Au-delà des écarts de revenus ou d’accès aux services, se dessine une différenciation croissante des conditions d’habiter. D'abord par l'exposition inégale aux risques climatiques et un accès différencié aux ressources. Des disparités accrues dans la qualité de l’environnement urbain et une segmentation des territoires. Ces dynamiques contribuent à une fragmentation sociale et spatiale des villes. Dans cette perspective, les tensions contemporaines apparaissent de plus en plus liées à l’accès, à l’usage et au partage de conditions d’habiter devenues contraintes.

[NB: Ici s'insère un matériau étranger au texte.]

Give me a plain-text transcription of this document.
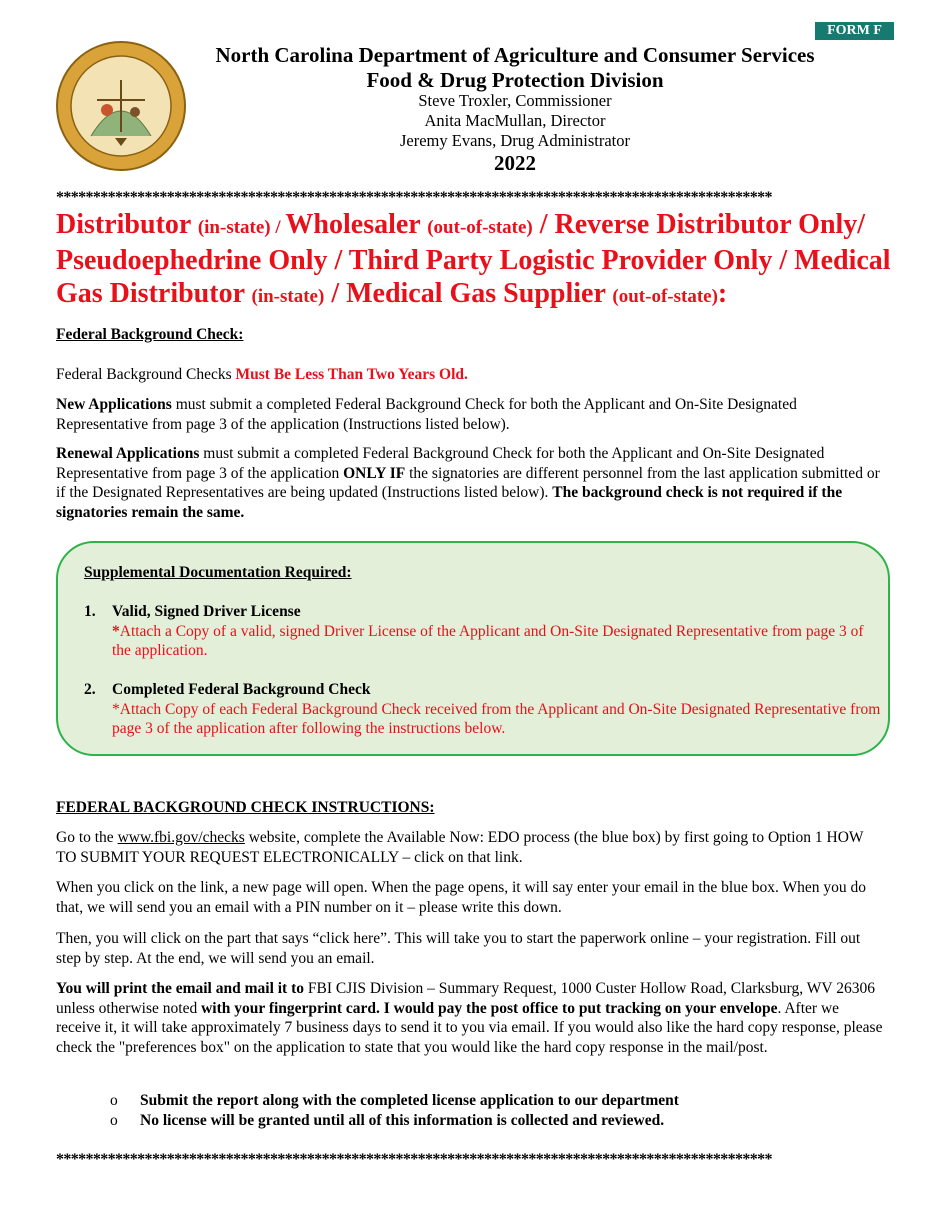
FORM F
North Carolina Department of Agriculture and Consumer Services
Food & Drug Protection Division
Steve Troxler, Commissioner
Anita MacMullan, Director
Jeremy Evans, Drug Administrator
2022
*************************************************************************************************
Distributor (in-state) / Wholesaler (out-of-state) / Reverse Distributor Only/ Pseudoephedrine Only / Third Party Logistic Provider Only / Medical Gas Distributor (in-state) / Medical Gas Supplier (out-of-state):
Federal Background Check:
Federal Background Checks Must Be Less Than Two Years Old.
New Applications must submit a completed Federal Background Check for both the Applicant and On-Site Designated Representative from page 3 of the application (Instructions listed below).
Renewal Applications must submit a completed Federal Background Check for both the Applicant and On-Site Designated Representative from page 3 of the application ONLY IF the signatories are different personnel from the last application submitted or if the Designated Representatives are being updated (Instructions listed below). The background check is not required if the signatories remain the same.
Supplemental Documentation Required:
1. Valid, Signed Driver License
*Attach a Copy of a valid, signed Driver License of the Applicant and On-Site Designated Representative from page 3 of the application.
2. Completed Federal Background Check
*Attach Copy of each Federal Background Check received from the Applicant and On-Site Designated Representative from page 3 of the application after following the instructions below.
FEDERAL BACKGROUND CHECK INSTRUCTIONS:
Go to the www.fbi.gov/checks website, complete the Available Now: EDO process (the blue box) by first going to Option 1 HOW TO SUBMIT YOUR REQUEST ELECTRONICALLY – click on that link.
When you click on the link, a new page will open. When the page opens, it will say enter your email in the blue box. When you do that, we will send you an email with a PIN number on it – please write this down.
Then, you will click on the part that says “click here”. This will take you to start the paperwork online – your registration. Fill out step by step. At the end, we will send you an email.
You will print the email and mail it to FBI CJIS Division – Summary Request, 1000 Custer Hollow Road, Clarksburg, WV 26306 unless otherwise noted with your fingerprint card. I would pay the post office to put tracking on your envelope. After we receive it, it will take approximately 7 business days to send it to you via email. If you would also like the hard copy response, please check the "preferences box" on the application to state that you would like the hard copy response in the mail/post.
o Submit the report along with the completed license application to our department
o No license will be granted until all of this information is collected and reviewed.
*************************************************************************************************
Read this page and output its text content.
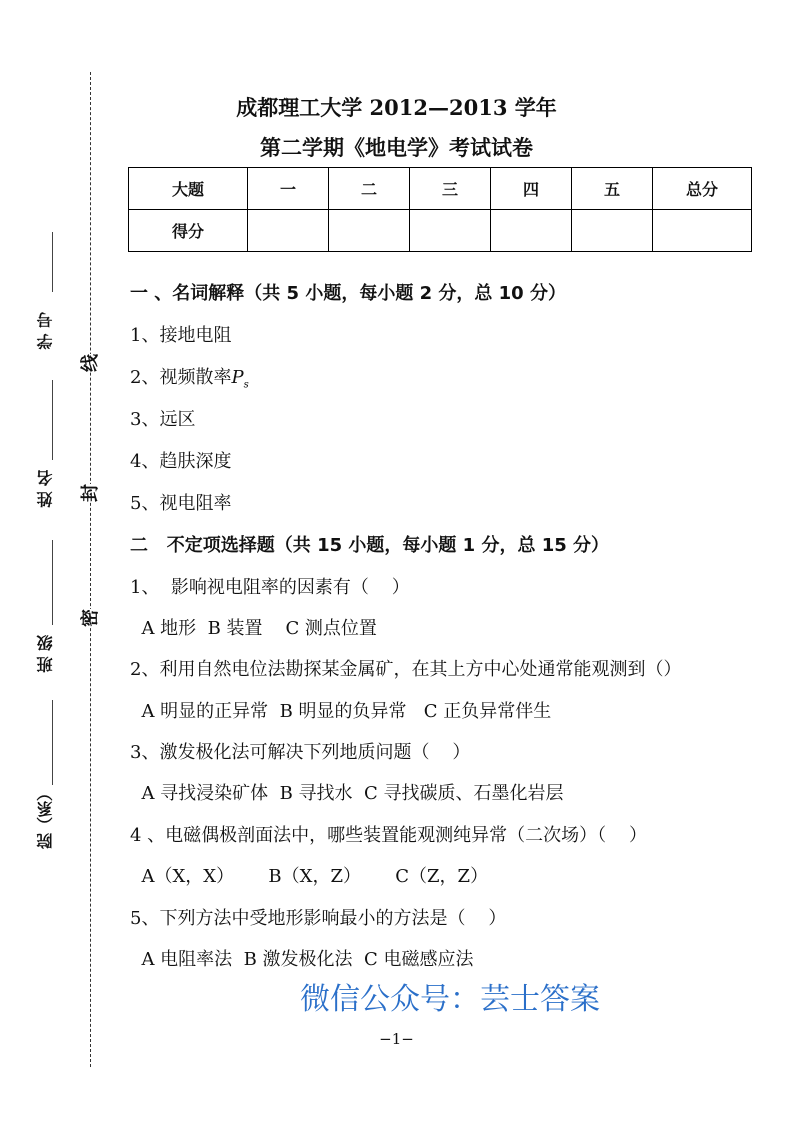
学 号
姓 名
班 级
院（系）
线
封
密
成都理工大学 2012—2013 学年
第二学期《地电学》考试试卷
大题	一	二	三	四	五	总分
得分						
一 、名词解释（共 5 小题，每小题 2 分，总 10 分）
1、接地电阻
2、视频散率$P_s$
3、远区
4、趋肤深度
5、视电阻率
二   不定项选择题（共 15 小题，每小题 1 分，总 15 分）
1、  影响视电阻率的因素有（    ）
A 地形  B 装置    C 测点位置
2、利用自然电位法勘探某金属矿，在其上方中心处通常能观测到（）
A 明显的正异常  B 明显的负异常   C 正负异常伴生
3、激发极化法可解决下列地质问题（    ）
A 寻找浸染矿体  B 寻找水  C 寻找碳质、石墨化岩层
4 、电磁偶极剖面法中，哪些装置能观测纯异常（二次场）（    ）
A（X，X）      B（X，Z）      C（Z，Z）
5、下列方法中受地形影响最小的方法是（    ）
A 电阻率法  B 激发极化法  C 电磁感应法
微信公众号：芸士答案
−1−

Un enjeu politique et urbain majeur
Lorsque les conditions d’habitabilité se dégradent, les effets se cumulent avec l'aggravation des inégalités, des mobilités contraintes, des tensions sociales accrues et la fragilisation de la cohésion urbaine. Le risque n’est pas uniquement celui de crises ponctuelles, mais celui d’une déstabilisation progressive des équilibres urbains.
Le Forum urbain mondial : une opportunité de clarification
Dans ce contexte, le Forum urbain mondial constitue un espace privilégié pour approfondir ces questions. Au-delà du partage d’expériences, il offre l’opportunité de clarifier les diagnostics, de renforcer les articulations entre les enjeux et aussi, de faire évoluer les cadres d’analyse.
Pour un agenda post-2030 davantage centré sur l’habitabilité
L’évolution des Objectifs de développement durable ouvre une perspective importante. Sans nécessairement multiplier les objectifs, il s’agit de mieux articuler les dimensions existantes autour d’un principe central : celui des conditions d’habitabilité avec, par exemple, un ODD spécifique au logement. Une telle approche permettrait de relier plus étroitement logement, services et ressources, d’intégrer plus fortement les enjeux climatiques, de renforcer la cohérence des politiques urbaines.
Conclusion : nommer pour mieux agir
Les cadres actuels ont permis des avancées importantes. Mais face aux transformations en cours, un effort de clarification conceptuelle apparaît nécessaire. Reconnaître que les inégalités contemporaines touchent de plus en plus aux conditions d’habiter ne revient pas à invalider les approches existantes, mais à proposer une lecture complémentaire. Dans un monde marqué par des contraintes croissantes, la capacité à habiter devient un enjeu structurant. Le logement, dans ce contexte, n’est pas seulement une composante des politiques urbaines. Il constitue l’un des points d’ancrage essentiels des équilibres à venir.